Welcome to the fourm. I can't help with bees but there are a lot of beeks on here from California they may be able to help.


----------



## Specialkayme (Sep 4, 2005)

Welcome to the site!


----------



## Dermot duggan (Apr 27, 2011)

Thanks guys, so you guys are called "beeks" Birdman? - LOL


----------



## jip (Apr 10, 2009)

Hey, welcome to the forum.

Pink Cow is near you. He might have something for you, maybe. But if not I have some established hives.


----------



## Birdman (May 8, 2009)

I was just lazy didn't want to spell the whole word.


----------



## Dermot duggan (Apr 27, 2011)

Hi Jip, thanks for the tip - Pink cow, that conjures up all sorts if weird images 

Lets keep talking, I'm keen to populate the hive asap


----------



## Dermot duggan (Apr 27, 2011)

Birdman said:


> I was just lazy didn't want to spell the whole word.

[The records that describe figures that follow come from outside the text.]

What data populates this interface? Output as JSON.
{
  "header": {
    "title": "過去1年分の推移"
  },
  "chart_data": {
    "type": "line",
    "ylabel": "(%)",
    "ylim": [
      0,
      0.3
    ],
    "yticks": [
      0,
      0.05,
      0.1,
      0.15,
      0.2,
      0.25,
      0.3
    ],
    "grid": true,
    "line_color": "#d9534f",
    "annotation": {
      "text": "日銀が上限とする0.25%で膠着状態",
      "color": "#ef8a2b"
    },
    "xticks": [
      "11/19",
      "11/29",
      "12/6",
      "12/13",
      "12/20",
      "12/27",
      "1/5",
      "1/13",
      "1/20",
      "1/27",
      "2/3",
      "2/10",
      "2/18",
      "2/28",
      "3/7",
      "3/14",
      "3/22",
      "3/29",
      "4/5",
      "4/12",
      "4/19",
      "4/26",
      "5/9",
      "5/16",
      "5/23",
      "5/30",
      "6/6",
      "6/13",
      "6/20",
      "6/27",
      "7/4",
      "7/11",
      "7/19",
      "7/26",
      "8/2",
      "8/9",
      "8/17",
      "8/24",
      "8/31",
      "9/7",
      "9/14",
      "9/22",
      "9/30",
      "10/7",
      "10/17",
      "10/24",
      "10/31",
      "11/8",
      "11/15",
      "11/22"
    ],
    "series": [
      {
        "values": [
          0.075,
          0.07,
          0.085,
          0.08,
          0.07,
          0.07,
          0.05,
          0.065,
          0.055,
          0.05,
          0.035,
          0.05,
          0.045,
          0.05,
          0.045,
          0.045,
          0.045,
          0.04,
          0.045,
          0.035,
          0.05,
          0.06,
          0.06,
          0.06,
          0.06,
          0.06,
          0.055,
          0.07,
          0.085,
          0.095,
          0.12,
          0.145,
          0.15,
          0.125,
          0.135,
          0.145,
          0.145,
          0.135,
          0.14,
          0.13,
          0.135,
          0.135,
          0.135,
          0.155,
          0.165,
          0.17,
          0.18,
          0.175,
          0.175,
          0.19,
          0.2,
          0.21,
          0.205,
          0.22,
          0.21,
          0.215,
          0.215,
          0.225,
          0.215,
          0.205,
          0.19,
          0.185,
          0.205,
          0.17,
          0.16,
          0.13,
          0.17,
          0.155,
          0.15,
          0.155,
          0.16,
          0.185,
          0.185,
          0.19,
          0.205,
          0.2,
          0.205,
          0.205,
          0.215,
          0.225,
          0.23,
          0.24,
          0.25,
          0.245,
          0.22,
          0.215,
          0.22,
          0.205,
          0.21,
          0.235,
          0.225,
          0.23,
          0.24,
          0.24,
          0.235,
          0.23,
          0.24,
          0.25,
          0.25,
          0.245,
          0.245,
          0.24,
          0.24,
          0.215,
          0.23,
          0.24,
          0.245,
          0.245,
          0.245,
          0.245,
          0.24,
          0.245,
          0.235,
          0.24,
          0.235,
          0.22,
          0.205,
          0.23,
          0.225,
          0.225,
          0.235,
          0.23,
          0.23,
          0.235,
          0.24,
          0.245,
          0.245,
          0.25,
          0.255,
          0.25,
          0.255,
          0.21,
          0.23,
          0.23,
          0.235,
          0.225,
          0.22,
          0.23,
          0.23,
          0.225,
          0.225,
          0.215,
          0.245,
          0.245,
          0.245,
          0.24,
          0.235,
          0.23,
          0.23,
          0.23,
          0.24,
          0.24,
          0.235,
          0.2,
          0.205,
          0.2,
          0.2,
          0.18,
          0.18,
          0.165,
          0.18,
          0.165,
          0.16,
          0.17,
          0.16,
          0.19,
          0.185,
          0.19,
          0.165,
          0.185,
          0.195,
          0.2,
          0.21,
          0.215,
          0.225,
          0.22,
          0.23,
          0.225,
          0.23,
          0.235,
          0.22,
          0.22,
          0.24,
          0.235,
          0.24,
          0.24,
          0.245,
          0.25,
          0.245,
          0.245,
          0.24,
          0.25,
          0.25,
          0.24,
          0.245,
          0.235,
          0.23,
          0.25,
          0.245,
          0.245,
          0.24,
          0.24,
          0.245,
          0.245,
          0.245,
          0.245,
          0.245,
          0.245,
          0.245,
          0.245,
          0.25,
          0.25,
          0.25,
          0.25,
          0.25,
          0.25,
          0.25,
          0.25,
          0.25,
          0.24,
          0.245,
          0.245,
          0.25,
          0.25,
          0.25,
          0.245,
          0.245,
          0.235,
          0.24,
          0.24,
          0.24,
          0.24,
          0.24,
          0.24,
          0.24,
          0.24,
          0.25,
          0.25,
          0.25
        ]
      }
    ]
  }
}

No I love it, I'm going to get a tee shirt printed up - Or even better have it added to my bee suit - "The NORCAL BEEKs"


----------



## Birdman (May 8, 2009)

Look like you might be a beek soon. good luck and enjoy your new hobby.


----------



## Birdman (May 8, 2009)

You said you friend had two hives at your place. Why not buy a queen and make a split from them. Just a thought.


----------



## Dermot duggan (Apr 27, 2011)

I thought about that, however one of the hives has just gone back and the other (Still in my yard) swarmed several times just recently. I'm concerned that the remaining hive may not be big enough now to allow for a split. Is there any way of knowing if the hive is big enough?


----------



## Birdman (May 8, 2009)

open it an look if they swarmed the queen didn't have any where to lay.


----------



## Dermot duggan (Apr 27, 2011)

They were out of space, so i've added another super to allow from growth. My question is how do I now establish if the remaining colony is big enough to split again?


----------



## jip (Apr 10, 2009)

Swarmed and you didn't catch them?


----------



## jip (Apr 10, 2009)

BTW, I PM'ed Pink Cow - Ed, said he'll contact you.


----------



## Dermot duggan (Apr 27, 2011)

Many thanks for the PM, I appreciate it!

Tried to catch the swarm but no luck!!



jip said:


> BTW, I PM'ed Pink Cow - Ed, said he'll contact you.


----------



## Birdman (May 8, 2009)

all you need is a couple frames of brood a frame of pollin and a frame of honey. If the were out of room they should be plenty of all. After they are going you can alway move frames around to help the weak hive.


----------



## Dermot duggan (Apr 27, 2011)

Do I need to ensure there is a queen cell on one of those frames? Also do u recommend a sirup feeder until the hire recovers its strength and raises a queen?

Cheers


Birdman said:


> all you need is a couple frames of brood a frame of pollin and a frame of honey. If the were out of room they should be plenty of all. After they are going you can alway move frames around to help the weak hive.


----------



## Birdman (May 8, 2009)

I would buy a queen that way she will lay soon after her release. Feed the split, if the hive has swarmed there should be plenty of store. They will make a queen if they are young eggs in the frames this takes around three week .


----------



## Dermot duggan (Apr 27, 2011)

Thanks Birdman



Birdman said:


> I would buy a queen that way she will lay soon after her release. Feed the split, if the hive has swarmed there should be plenty of store. They will make a queen if they are young eggs in the frames this takes around three week .


----------



## AmericasBeekeeper (Jan 24, 2010)

Welcome!


----------



## KQ6AR (May 13, 2008)

Hi Dermot,
If pink cow doesn't have anything extra, I can sell you a couple nucs.
I'm in Concord. You should check out www.diablobees.org. MDBA its also has a facebook page. Most of us locals are members.


----------